Eight years later, Patel did substantially better by running to Maloney’s left. He slammed her for her vote on the 1994 crime bill. He called to defund ICE. He advocated for the repeal of SESTA/FOSTA, a law ostensibly intended to combat sex trafficking that many sex workers oppose (most members of Congress, including Bernie Sanders, voted for it). And he earned nearly three times as many votes as Saujani did (16,995 votes to Maloney’s 24,223).
With three other young progressives already in the race, Patel is walking a finer line this time. He’s still casting himself as a fresh-faced member “of the progressive movement,” but one who is not “lockstep with everything.” Progressives, he said, need to learn to make a case “to people who have…more to lose by changing the current system than not.” His last race taught him that he needs to clarify to older (and presumably more conservative) voters what he means by “change.” Judging by his 2020 campaign launch video, what he means is “fairer” taxes and “debt-free” college, not free college or taxing the hell out of the rich. Asked to compare himself to Ashcraft, Harrison, and Vladimer, Patel emailed this comment: “I can just say that the number and diversity of challengers shows exactly how much dissatisfaction there is with Maloney’s representation.”
When it comes to Saujani, it was her audacity, not her Wall Street cheerleading, that most offended Democratic leaders in 2010. As former vice-presidential candidate Geraldine A. Ferraro said at the time, “You don’t, if you’re a Democrat, challenge an incumbent Democrat who has a position of power to get things done just because you feel like this is something you want to do.” That was true for many years. But today, incumbents like Maloney are newly vulnerable to primary challenges because groups like Justice Democrats and candidates like Ocasio-Cortez have shown it’s possible to break that rule and win—inspiring a new wave of candidates in the process. (Maloney, for her part, finds it “deeply encouraging to see the explosion of interest in public service since 2016.”)

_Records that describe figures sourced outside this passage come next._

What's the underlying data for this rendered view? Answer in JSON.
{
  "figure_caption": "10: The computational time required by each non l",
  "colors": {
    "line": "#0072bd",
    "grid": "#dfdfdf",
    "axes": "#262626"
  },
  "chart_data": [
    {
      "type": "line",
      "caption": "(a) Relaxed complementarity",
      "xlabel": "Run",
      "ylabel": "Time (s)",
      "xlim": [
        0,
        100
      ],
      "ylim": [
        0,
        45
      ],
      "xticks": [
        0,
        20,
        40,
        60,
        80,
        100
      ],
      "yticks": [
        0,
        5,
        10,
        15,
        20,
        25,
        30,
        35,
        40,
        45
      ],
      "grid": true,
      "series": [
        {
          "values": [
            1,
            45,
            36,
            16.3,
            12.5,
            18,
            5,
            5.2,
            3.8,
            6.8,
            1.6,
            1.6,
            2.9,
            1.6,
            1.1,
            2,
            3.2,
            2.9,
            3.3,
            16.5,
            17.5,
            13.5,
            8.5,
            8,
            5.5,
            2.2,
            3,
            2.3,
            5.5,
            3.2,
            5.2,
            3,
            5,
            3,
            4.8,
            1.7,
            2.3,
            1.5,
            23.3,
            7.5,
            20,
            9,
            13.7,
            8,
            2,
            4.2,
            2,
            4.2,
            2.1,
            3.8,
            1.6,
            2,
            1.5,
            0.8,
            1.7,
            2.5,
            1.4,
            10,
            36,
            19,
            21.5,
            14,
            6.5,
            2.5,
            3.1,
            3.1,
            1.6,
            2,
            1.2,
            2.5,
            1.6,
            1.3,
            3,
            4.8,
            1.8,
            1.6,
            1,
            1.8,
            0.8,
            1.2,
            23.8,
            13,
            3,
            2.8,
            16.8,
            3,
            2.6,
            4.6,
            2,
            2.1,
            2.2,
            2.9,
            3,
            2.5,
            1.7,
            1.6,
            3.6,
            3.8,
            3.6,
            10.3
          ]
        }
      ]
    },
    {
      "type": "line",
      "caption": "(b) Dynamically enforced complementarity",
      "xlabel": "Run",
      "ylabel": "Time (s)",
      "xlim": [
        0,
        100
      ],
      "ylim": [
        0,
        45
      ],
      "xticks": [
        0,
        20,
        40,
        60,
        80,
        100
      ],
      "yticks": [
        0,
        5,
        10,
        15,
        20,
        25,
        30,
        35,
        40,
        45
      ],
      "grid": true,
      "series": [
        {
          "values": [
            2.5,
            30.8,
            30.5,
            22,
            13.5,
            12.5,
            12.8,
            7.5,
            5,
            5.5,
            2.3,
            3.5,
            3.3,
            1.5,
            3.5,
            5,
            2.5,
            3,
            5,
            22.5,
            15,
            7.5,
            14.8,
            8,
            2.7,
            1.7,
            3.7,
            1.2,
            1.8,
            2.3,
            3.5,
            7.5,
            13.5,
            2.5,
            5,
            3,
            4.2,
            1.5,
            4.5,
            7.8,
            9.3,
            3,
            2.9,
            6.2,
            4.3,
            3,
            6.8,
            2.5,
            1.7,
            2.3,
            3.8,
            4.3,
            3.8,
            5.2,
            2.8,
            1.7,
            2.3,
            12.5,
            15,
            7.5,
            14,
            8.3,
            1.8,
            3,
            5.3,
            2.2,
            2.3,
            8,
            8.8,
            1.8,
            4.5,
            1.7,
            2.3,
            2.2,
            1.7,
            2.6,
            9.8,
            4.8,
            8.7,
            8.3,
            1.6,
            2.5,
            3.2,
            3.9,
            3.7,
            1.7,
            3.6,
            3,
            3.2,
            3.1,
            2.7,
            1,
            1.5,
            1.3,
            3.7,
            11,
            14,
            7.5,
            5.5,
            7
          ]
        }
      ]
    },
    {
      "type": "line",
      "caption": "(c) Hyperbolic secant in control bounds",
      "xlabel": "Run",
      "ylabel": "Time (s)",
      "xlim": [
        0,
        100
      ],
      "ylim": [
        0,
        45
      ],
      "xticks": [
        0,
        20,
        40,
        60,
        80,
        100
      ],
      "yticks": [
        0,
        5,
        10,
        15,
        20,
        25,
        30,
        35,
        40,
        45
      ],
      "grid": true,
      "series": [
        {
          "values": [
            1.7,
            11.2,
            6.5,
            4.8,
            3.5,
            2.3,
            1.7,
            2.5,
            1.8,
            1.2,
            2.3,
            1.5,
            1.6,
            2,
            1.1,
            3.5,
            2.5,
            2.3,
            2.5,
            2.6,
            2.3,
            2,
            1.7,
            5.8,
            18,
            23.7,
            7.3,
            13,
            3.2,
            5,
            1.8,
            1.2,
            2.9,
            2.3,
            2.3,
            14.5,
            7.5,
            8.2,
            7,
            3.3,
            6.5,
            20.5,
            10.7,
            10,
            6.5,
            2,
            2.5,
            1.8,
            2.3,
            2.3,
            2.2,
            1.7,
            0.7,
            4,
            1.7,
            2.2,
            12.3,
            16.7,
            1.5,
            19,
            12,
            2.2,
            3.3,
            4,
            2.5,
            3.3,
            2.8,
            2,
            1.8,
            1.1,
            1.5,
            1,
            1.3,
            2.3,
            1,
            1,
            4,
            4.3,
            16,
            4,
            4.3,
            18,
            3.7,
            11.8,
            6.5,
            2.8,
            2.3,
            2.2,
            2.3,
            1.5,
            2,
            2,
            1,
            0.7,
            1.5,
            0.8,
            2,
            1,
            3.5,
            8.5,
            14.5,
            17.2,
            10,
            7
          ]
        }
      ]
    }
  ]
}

As Harrison told Town & Village, “There was a tweet from [Ocasio-Cortez] that housing is a human right…. I never heard somebody running for any office anywhere ever say that…. she really changed my mindset about just what’s possible politically.” Ashcraft, too, cited Ocasio-Cortez as an inspiration. Vladimer praised the “critical mass of bold progressive leadership that we’re seeing from a new generation of women,” and stressed the importance of expanding it. “And we can’t wait,” she added. “The idea of ‘waiting our turn’ is over.”
Although each thinks they are the best candidate for the job, Harrison said, “the goal is to have somebody from the left emerge as the best contender and get that person to win.” Ashcraft concurred: Hopefully by the time of the primary, she said, she and the other challengers can “make sure we are furthering this progressive movement” rather than impeding it.
“Everyone brings something valuable and different and should be running,” she continued, “and may the best person win.” Vladimer recently made similar remarks, noting that “there is strategy that goes into winning for a cause versus ourselves.”
For some, that cause is greater than defeating President Trump in 2020.
“You have to look at the whole picture,” Vladimer said. “Supporting one progressive piece for a number of years does not mean that you are wholeheartedly a progressive. There’s a new agenda that new progressives are embodying.”